Sarsina can be found in the upper Savio valley, home to a sanctuary dedicated to San Vicinio, known as Saint Vicinius of Sarsina in English. The saint was originally from Liguria and came to Sarsina when religious persecution was taking hold. He's famous for having practiced poverty through prayer and fasting and for rejecting worldly goods.
Today, the itinerary dedicated to him is marked on all the signage along the route with a chain symbol, a reference to San Vicinio's chain, or collar, which plays a central role in the cult and tradition of the saint, much the same as a relic.

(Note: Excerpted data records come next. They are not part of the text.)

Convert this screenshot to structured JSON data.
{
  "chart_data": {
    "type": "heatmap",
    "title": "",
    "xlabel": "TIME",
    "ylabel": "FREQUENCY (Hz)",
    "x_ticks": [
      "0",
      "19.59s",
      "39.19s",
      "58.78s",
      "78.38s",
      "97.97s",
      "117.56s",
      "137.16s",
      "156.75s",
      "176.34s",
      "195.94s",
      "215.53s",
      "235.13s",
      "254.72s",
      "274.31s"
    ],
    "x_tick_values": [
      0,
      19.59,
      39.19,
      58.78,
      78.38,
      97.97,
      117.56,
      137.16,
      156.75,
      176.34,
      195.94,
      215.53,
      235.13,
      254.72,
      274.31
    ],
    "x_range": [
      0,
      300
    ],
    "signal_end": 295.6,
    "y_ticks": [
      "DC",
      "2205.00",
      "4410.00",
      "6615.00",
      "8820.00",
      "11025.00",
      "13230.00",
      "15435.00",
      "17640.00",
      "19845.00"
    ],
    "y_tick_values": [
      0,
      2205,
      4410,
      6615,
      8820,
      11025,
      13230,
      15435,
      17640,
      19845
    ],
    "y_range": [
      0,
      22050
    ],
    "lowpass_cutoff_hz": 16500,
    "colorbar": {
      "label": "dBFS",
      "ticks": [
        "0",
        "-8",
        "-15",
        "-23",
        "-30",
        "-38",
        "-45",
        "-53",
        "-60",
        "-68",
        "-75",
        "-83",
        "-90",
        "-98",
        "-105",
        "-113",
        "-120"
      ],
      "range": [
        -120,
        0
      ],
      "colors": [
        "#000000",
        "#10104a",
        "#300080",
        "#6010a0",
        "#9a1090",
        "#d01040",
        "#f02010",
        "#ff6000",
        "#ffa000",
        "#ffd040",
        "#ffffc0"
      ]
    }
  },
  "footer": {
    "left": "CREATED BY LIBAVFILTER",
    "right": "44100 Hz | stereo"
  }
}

When the path crosses into Tuscany, it stretches from Camaldoli to Badia Prataglia. The town of Camaldoli, in the territory of Poppi, is in the Casentinesi National Park. Pilgrims can visit the church of San Salvatore Trasfigurato and the cell dedicated to the silent prayer practiced by San Romualdo, as well as the historic pharmacy founded in 1523, where the monks have reconstructed a laboratory with stone mortars and ancient recipes for distilling aromatic liquors.
Further along the path, you'll come across the Casa Pucini, Podere Stradella, Serravalle and Ponte Fosso. After these, you'll arrive in Tramignone, before getting to Poggio alla Croce, a town whose main production is potato farming.
Continue over the Fosso dell’Acquafredda and past the curvone Casanova, where you'll see protected woods with white pine and beech trees.
Dante describes Badia Pratiglia as being "between the Tiber and the Arno". It's the perfect location for anyone interested in nature, thanks to the abundance of parks and nature reserves, as well as for history buffs, as this is where you can find many Romanesque churches and the Poppi Castle. There's also no shortage of religious buildings, like the Parish Church of Santa Maria Assunta and the small church of Memmenano.
Don’t miss out on tasting some of the local specialties. You'll definitely eat well in this area! Valuable truffles grow in the woods around here, as do many kinds of mushrooms, including porcini. There are also chestnuts, which are for sale in a lot of stores in the area. Local artisans make and sell honey, saffron, wild fruit jams and much more. Buon appetito!